Thomas Cook cabin crew have voted in favour of industrial action, in a consultative ballot over the company’s plans to cut 498 jobs.
A total of 475 voted in favour of industrial action, with 53 against and six spoilt ballot papers.
Around 1,150 members of Thomas Cook’s 1,800 cabin crew are members of the Unite union, which also represented British Airways staff during its long-running cabin crew dispute.
Unite representatives for Thomas Cook were due to meet in Manchester on Wednesday (October 26) to decide whether to go through with a full industrial action ballot, which may lead to strike action.
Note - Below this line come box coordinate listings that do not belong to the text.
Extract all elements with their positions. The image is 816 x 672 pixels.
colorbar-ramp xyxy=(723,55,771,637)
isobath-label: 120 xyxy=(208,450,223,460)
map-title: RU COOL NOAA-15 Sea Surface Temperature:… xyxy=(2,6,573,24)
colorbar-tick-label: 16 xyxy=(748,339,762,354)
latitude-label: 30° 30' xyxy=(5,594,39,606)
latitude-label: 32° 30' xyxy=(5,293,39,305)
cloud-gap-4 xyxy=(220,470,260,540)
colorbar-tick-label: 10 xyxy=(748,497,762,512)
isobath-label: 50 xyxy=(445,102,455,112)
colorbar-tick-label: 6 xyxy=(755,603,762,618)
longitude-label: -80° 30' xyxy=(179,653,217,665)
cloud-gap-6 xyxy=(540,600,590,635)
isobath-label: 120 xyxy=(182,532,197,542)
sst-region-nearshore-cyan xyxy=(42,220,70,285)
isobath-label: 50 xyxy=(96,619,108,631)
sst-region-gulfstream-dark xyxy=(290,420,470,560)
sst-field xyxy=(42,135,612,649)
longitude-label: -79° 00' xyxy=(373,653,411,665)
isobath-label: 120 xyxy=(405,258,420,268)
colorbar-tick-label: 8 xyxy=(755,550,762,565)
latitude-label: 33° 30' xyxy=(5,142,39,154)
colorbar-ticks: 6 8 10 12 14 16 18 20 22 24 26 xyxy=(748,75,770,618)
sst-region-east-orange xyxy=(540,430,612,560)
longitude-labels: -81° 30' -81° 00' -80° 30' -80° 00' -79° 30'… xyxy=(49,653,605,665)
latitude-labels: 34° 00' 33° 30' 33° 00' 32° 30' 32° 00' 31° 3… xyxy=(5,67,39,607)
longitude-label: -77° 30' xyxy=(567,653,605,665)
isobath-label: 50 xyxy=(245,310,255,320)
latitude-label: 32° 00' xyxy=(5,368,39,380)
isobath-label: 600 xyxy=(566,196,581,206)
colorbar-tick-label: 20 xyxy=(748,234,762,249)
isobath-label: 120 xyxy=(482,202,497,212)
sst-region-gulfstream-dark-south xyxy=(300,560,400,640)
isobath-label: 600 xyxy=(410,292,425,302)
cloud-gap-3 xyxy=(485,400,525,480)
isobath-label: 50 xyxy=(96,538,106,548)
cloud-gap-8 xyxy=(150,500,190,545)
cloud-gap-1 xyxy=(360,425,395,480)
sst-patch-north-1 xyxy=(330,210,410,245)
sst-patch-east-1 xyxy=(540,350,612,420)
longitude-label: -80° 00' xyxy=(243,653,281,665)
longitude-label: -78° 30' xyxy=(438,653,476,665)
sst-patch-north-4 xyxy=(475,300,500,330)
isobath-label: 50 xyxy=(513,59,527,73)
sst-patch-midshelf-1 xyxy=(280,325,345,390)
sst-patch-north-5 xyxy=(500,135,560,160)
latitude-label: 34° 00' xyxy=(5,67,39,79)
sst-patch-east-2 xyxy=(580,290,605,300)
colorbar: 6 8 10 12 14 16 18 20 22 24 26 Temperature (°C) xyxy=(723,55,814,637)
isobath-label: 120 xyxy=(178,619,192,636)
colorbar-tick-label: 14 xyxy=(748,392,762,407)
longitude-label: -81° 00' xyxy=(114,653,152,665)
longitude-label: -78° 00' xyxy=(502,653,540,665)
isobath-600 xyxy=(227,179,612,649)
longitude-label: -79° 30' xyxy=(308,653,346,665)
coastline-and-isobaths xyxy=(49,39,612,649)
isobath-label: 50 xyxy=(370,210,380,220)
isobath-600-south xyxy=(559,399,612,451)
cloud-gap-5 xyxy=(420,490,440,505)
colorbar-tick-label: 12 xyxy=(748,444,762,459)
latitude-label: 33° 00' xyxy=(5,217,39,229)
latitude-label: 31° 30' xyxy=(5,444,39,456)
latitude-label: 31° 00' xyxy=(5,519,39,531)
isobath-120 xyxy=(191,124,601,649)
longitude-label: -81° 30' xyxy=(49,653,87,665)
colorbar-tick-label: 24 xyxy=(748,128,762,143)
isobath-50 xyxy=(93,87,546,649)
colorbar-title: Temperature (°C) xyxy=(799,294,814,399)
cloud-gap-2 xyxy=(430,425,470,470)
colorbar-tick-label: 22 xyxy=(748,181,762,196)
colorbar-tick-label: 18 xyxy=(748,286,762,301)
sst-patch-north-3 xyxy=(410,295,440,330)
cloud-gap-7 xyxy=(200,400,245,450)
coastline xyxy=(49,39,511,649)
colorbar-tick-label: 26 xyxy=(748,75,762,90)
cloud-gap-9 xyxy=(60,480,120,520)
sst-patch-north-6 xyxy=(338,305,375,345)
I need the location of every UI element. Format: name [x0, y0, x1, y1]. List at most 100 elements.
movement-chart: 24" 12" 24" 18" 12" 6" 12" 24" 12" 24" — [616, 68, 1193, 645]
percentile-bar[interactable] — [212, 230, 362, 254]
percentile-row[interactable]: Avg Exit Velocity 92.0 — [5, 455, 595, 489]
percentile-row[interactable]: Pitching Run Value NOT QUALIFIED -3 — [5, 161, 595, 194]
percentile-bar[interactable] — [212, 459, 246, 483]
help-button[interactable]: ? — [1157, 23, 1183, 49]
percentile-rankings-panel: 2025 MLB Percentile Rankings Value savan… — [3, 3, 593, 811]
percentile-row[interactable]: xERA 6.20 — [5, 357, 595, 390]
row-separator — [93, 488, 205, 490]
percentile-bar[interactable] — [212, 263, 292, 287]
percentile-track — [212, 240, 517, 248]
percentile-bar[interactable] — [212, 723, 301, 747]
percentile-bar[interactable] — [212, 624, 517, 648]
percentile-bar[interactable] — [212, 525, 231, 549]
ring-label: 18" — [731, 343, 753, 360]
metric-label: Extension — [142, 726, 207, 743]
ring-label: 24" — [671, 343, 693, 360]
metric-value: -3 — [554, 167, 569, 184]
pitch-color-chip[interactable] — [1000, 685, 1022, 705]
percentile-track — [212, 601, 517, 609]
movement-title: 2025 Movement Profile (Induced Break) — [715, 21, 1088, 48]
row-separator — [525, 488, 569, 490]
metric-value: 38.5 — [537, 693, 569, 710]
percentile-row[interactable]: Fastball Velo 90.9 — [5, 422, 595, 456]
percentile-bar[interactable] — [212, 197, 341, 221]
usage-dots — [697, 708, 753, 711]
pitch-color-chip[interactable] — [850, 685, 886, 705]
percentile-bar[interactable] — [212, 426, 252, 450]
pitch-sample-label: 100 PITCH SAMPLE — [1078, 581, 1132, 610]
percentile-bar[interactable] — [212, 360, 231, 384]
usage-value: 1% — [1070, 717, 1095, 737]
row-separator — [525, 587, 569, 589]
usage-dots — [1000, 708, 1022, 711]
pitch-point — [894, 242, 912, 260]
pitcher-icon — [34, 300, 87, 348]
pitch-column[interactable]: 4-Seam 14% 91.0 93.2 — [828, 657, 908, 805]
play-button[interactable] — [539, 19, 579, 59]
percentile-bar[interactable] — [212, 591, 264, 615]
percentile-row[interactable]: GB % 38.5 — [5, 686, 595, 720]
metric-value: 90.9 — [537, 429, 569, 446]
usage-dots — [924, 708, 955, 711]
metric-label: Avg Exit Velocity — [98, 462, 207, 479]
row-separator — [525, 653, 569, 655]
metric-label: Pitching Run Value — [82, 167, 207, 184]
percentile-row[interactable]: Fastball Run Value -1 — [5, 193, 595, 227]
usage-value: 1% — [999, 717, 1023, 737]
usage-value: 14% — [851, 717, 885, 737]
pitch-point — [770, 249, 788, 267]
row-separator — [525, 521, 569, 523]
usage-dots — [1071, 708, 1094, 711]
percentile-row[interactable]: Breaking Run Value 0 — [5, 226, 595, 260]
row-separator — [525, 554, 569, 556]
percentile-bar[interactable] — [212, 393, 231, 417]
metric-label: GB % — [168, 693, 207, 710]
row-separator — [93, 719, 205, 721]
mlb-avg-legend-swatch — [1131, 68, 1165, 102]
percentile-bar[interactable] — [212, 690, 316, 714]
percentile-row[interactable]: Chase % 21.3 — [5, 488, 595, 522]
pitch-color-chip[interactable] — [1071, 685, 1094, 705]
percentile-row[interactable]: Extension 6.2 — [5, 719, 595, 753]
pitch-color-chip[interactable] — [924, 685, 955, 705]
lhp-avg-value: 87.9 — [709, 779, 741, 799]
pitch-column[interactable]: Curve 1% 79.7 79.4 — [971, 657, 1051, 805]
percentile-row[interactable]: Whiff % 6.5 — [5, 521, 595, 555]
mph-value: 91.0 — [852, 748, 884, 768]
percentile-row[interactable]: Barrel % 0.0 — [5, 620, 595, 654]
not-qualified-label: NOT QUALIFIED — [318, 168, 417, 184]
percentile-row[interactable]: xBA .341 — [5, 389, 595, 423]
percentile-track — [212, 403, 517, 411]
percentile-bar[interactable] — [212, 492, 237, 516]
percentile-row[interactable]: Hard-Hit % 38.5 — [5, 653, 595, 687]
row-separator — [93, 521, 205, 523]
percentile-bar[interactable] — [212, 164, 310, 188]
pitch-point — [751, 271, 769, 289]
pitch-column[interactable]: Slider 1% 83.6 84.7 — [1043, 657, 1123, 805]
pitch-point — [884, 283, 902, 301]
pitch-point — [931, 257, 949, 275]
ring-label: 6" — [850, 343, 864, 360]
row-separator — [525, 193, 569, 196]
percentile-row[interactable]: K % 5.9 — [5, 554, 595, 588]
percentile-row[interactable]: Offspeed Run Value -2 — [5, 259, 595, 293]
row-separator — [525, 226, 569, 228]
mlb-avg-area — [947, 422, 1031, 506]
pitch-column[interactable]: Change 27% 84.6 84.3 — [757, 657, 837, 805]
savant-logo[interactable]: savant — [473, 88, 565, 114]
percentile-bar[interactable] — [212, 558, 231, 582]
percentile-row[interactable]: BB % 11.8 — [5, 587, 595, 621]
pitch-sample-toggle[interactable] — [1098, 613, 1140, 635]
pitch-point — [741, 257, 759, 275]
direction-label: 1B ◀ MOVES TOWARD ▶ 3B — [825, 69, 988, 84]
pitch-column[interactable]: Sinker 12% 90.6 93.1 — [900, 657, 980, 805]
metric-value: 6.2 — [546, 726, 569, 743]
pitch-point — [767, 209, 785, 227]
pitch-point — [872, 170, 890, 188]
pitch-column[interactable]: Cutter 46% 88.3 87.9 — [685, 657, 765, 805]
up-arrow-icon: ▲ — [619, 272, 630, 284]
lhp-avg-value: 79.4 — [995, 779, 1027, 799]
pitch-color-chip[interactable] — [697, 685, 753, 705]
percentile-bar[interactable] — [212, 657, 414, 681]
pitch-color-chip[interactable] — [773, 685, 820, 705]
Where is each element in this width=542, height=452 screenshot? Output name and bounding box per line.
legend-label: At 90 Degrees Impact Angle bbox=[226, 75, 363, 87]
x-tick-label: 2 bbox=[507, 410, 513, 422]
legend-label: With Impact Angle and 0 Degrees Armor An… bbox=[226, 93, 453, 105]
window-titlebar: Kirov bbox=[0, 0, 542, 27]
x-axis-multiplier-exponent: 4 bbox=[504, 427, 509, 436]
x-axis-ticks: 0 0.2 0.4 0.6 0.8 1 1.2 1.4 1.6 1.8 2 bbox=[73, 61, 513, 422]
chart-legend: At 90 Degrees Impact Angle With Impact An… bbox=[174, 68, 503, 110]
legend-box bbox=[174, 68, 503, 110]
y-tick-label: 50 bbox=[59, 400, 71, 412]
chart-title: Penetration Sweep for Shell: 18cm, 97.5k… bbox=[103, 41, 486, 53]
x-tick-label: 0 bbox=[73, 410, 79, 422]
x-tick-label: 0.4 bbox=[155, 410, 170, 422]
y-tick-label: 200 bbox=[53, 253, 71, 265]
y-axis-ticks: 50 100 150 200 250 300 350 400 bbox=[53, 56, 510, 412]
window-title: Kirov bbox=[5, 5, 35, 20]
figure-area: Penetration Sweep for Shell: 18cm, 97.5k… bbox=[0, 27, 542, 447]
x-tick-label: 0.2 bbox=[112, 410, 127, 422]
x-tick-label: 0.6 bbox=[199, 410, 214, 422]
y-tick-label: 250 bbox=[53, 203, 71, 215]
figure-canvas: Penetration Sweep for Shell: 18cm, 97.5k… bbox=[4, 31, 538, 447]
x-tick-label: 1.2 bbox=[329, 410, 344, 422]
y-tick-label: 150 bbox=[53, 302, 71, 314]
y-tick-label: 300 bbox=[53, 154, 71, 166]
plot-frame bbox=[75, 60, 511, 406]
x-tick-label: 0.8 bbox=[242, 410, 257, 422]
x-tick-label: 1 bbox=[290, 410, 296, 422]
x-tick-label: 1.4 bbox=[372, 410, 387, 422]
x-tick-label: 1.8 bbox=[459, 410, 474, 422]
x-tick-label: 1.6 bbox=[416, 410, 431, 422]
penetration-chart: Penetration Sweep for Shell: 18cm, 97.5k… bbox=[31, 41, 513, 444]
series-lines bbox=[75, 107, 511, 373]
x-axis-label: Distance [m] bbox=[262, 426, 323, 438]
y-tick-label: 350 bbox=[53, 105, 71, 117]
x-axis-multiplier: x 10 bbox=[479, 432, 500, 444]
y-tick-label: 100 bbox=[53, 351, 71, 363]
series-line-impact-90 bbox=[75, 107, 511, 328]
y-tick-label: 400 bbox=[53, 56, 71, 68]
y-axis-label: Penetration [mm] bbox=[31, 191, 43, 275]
Unite regional officer Mick Whitley said: “The overwhelming vote shows our members’ anger and should be a strong wake-up call for the management to return to the negotiating table with a fair offer.
“The group made £320 million this year and it is paying out a fortune in bonuses and dividends, as well as sponsoring the Olympics.”
According to Unite, negotiations initially broke down over union demands for a ‘realistic’ voluntary severance package which was refused by the management in favour of its current policy of two weeks per year redundancy pay. Unite had requested a minimum of three weeks per year, plus a lump sum payment of £5,000.
Commenting on the outcome of Unite's consultative ballot, Thomas Cook Airlines said: "We're committed to continuing meaningful consultation with our people, their representatives and Unite as we look for opportunities to reduce the potential number of job losses."
Thomas Cook Airlines says it entered into a 90-day consultation with employees in September regarding potential job cuts stemming from its proposal to reduce its airline fleet from 41 to 35 aircraft.